あなたもこの美しさは同意するでしょう(これも刷り込み)。

これに同意させたら、宗教はその思想を展開できます。

そして2:3(完全五度)も美しい、3:4(完全四度)もまあまあ美しい、1:3もまあ良い。3:4:5の組み合わせもまあ美しと言える、といった具合です。

ではどこまでを美しいと言うつもりなのでしょう。

よって不定調性論を行うときは、それが刷り込みだ、と自覚するところから始めます。

 

どんなに美しい肌も、顕微鏡で見ればゴツゴツしてます。逆に宇宙から見たら存在すら見えません。

「美しい」は、人の「主観」です。

 

自身の音楽を考えるなら、一般的な「美しさ」の概念を一旦フラットにして、あなた自身が自分で再構成しなければなならない、となります。

 

 

97:101

には調和はないのでしょうか。
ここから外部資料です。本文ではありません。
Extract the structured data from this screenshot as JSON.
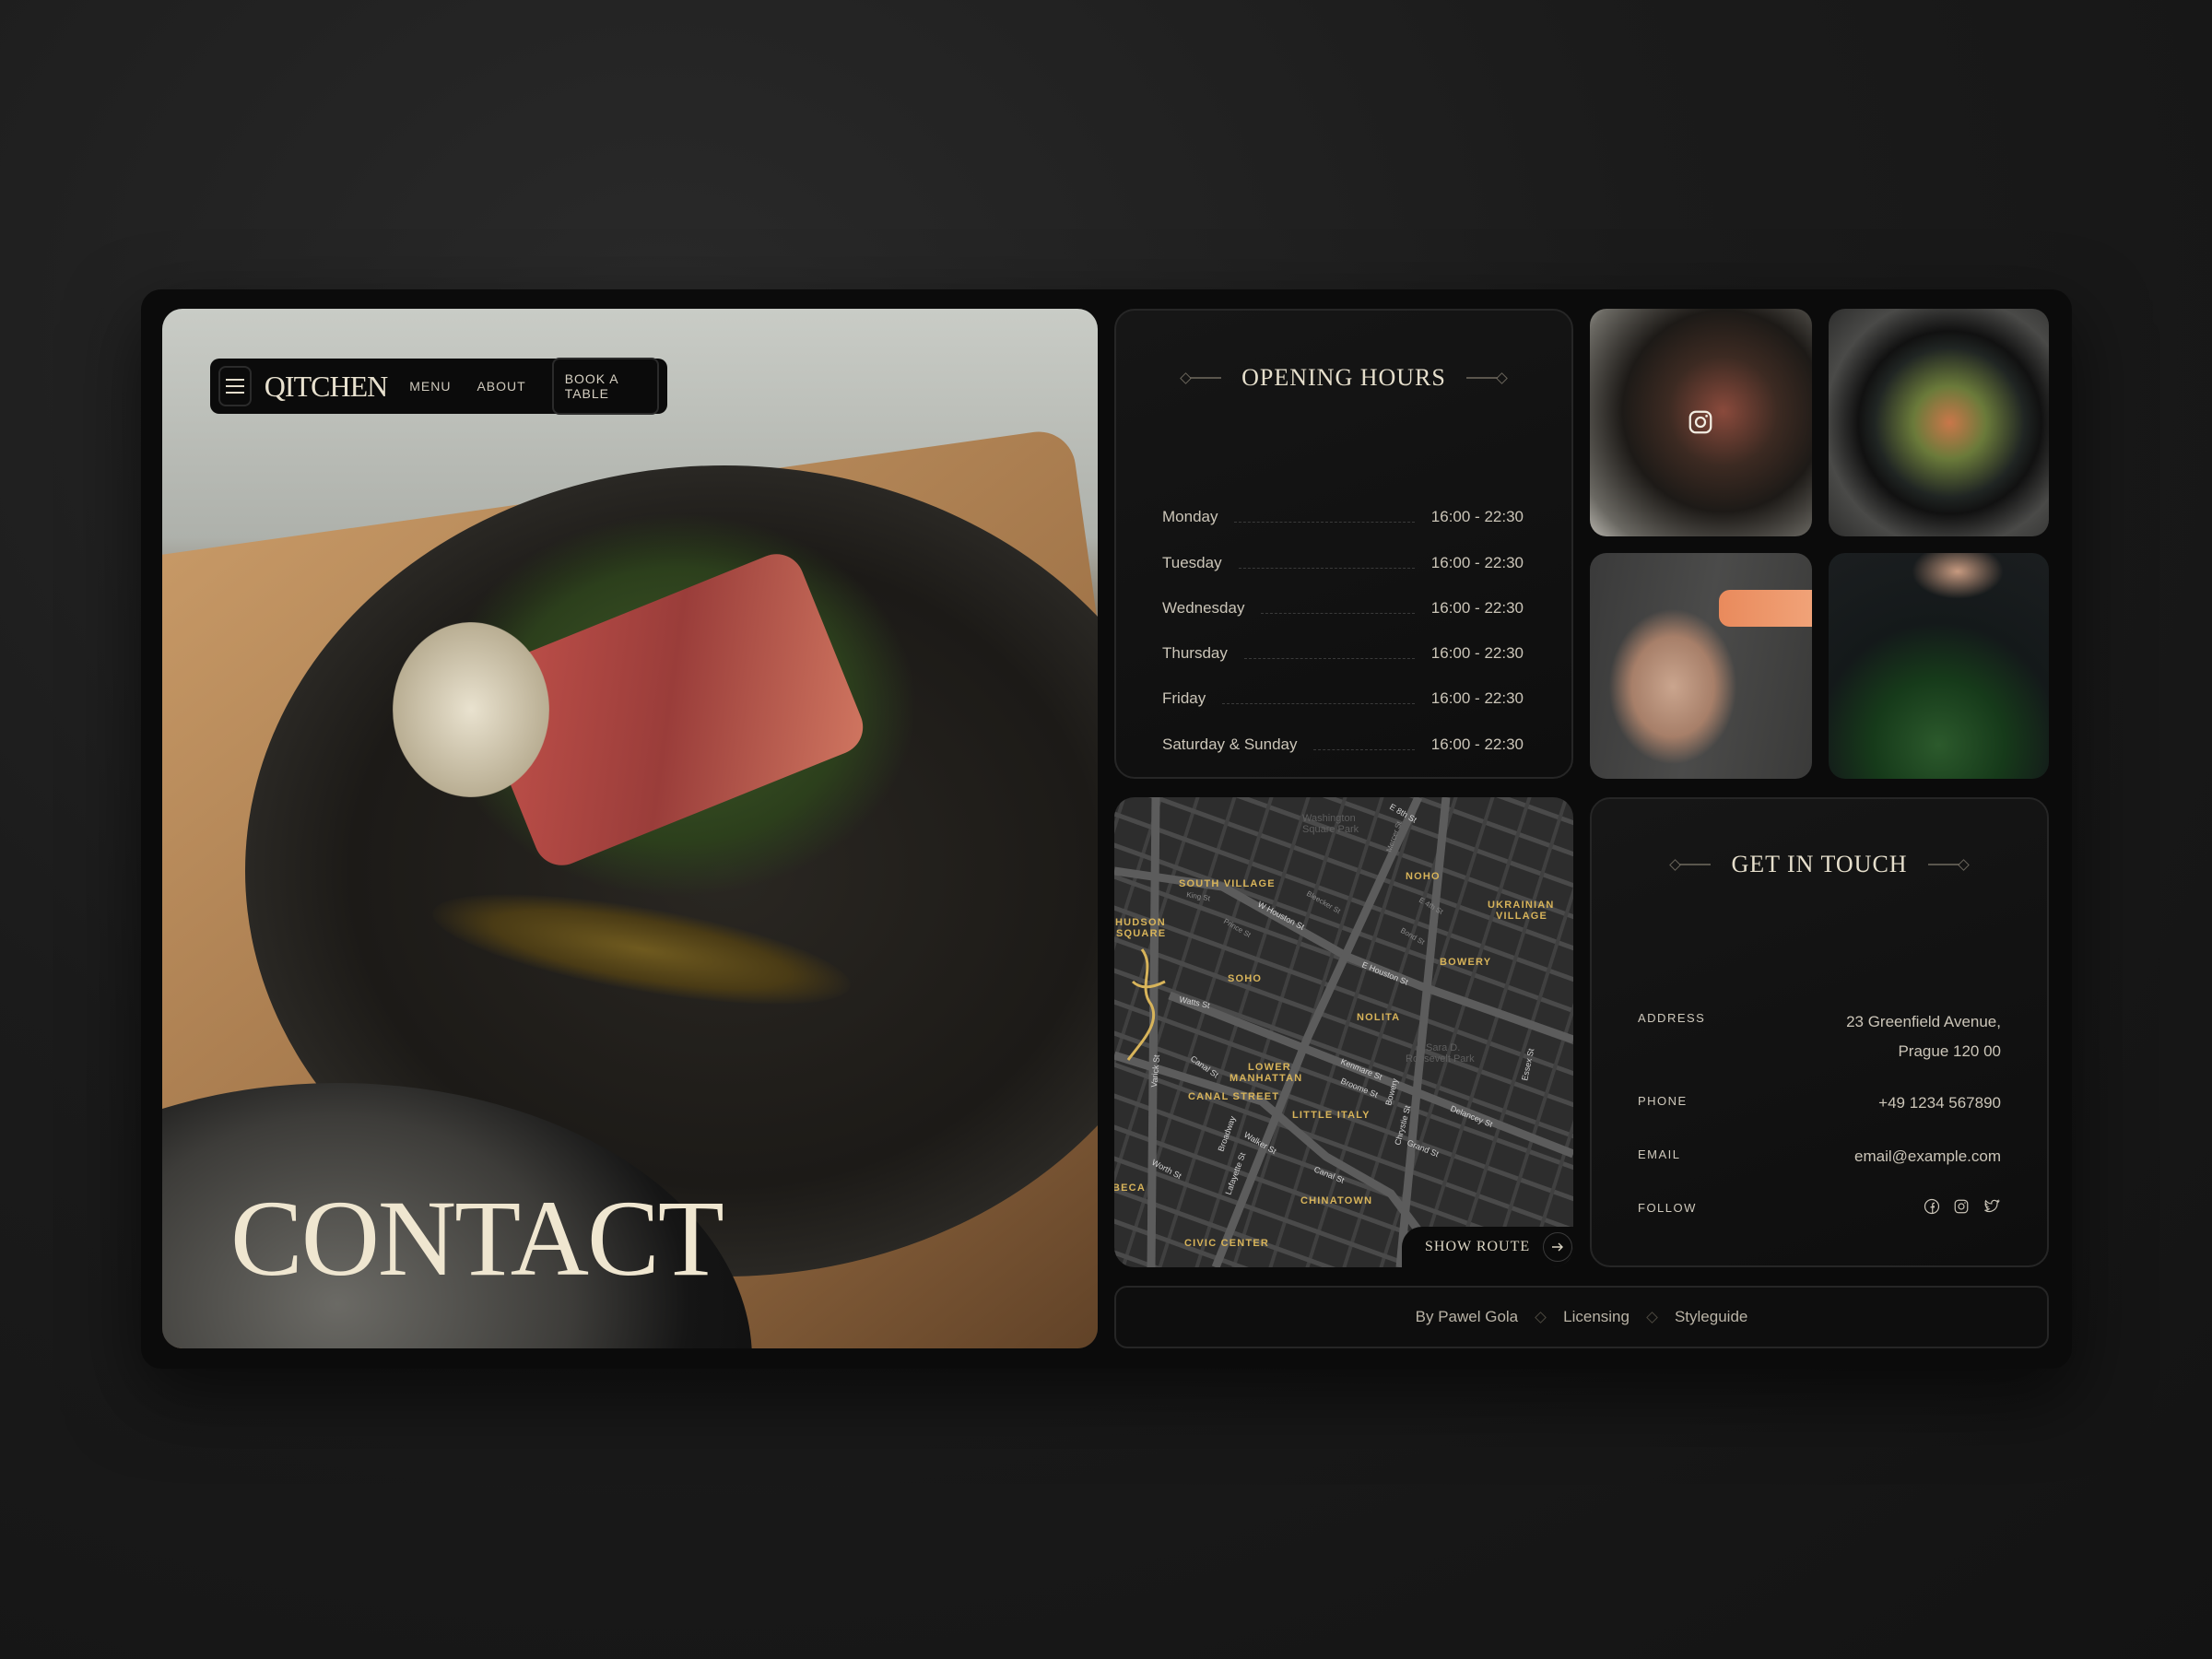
{
  "nav": {
    "logo": "QITCHEN",
    "links": [
      "MENU",
      "ABOUT"
    ],
    "book_label": "BOOK A TABLE"
  },
  "hero": {
    "title": "CONTACT"
  },
  "opening_hours": {
    "title": "OPENING HOURS",
    "rows": [
      {
        "day": "Monday",
        "hours": "16:00 - 22:30"
      },
      {
        "day": "Tuesday",
        "hours": "16:00 - 22:30"
      },
      {
        "day": "Wednesday",
        "hours": "16:00 - 22:30"
      },
      {
        "day": "Thursday",
        "hours": "16:00 - 22:30"
      },
      {
        "day": "Friday",
        "hours": "16:00 - 22:30"
      },
      {
        "day": "Saturday & Sunday",
        "hours": "16:00 - 22:30"
      }
    ]
  },
  "gallery": {
    "icons": [
      "instagram-icon"
    ]
  },
  "map": {
    "neighborhoods": [
      "SOUTH VILLAGE",
      "HUDSON",
      "SQUARE",
      "SOHO",
      "NOHO",
      "UKRAINIAN",
      "VILLAGE",
      "BOWERY",
      "NOLITA",
      "LOWER",
      "MANHATTAN",
      "CANAL STREET",
      "LITTLE ITALY",
      "CHINATOWN",
      "CIVIC CENTER",
      "BECA"
    ],
    "places": [
      "Washington",
      "Square Park",
      "Sara D.",
      "Roosevelt Park"
    ],
    "streets": [
      "W Houston St",
      "E Houston St",
      "Kenmare St",
      "Broome St",
      "Delancey St",
      "Canal St",
      "Canal St",
      "Walker St",
      "Worth St",
      "Grand St",
      "Watts St",
      "Broadway",
      "Lafayette St",
      "Bowery",
      "Chrystie St",
      "E 8th St",
      "Essex St",
      "Varick St",
      "King St",
      "Prince St",
      "Bleecker St",
      "E 4th St",
      "Bond St",
      "Mercer St"
    ],
    "route_label": "SHOW ROUTE",
    "colors": {
      "land": "#2d2d2d",
      "road": "#555555",
      "label": "#d8b45a"
    }
  },
  "contact": {
    "title": "GET IN TOUCH",
    "address_label": "ADDRESS",
    "address_line1": "23 Greenfield Avenue,",
    "address_line2": "Prague 120 00",
    "phone_label": "PHONE",
    "phone": "+49 1234 567890",
    "email_label": "EMAIL",
    "email": "email@example.com",
    "follow_label": "FOLLOW",
    "social": [
      "facebook-icon",
      "instagram-icon",
      "twitter-icon"
    ]
  },
  "footer": {
    "links": [
      "By Pawel Gola",
      "Licensing",
      "Styleguide"
    ]
  }
}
これは二つとも素数です。

素数そのものは、現代では「美」のはずです。

でもこれまでの慣例的に、整数比であっても二桁以上はちょっと・・・・みたいな感情的反応があるでしょう。

では、

 

1.1111...  :  2.1111111...

はどうでしょう。みるからに美しいじゃないですか。

 

でも整数比じゃないので、この数理が示そうとしている「美」は,とりあえず考えないでおこう、としているように思えます。

 

====

真剣に学習すればするほど、教師から洗脳されない限り(多かれ少なかれ必ず自発的に洗脳状態に入ってしまいます)どこかで「あなたの好み」と「一般的に偉い人が決めた伝統」との間に差異が出てきます。

そこで不定調性論は、「美しさ」という概念を完全にあなた自身のフォーマットまで落とし込みます。

当人が「いいな」って感じたものを認めて使用する権利を主張できるような体系にしました。もちろんそこから「いいな」をちゃんと追求していかなければ浅いものになってしまうことも忘れずに。

 

平均律を微分音まで考えるなら、1:2は

 

(0<1>2):(1<2<3)

 

において成り立つことになります。

 

不定調性論の12音の関係は、演者・作曲者・編曲者が自在にその基準となる音=中心音を定めることができます。

あとは聴く者、弾く者、作る者が「これは良い」と決めた感覚を自分のルールの真ん中に置いてどんどん使えるわけです。

 

もし整数比の和音でも音色によって「なんか響かないなぁ」って感じたら、それはあなたにとって響いていない、と考えるわけです。

 

あなたの耳のせいかもしれません。

印象のせいかもしれません。

好みかもしれません。

音色のせいかもしれません。

部屋の反響のせいかもしれません。

嫌いな人が弾いてるからかもしれません。

 

でもあなたがそのまま感じたことから、あなたは逃げられないはずです。

それを押し殺すやり方しか学校では学べないので、独力で自分論を作るわけです。

すこしだけ修練も必要です。

 

 

 

 

たとえば。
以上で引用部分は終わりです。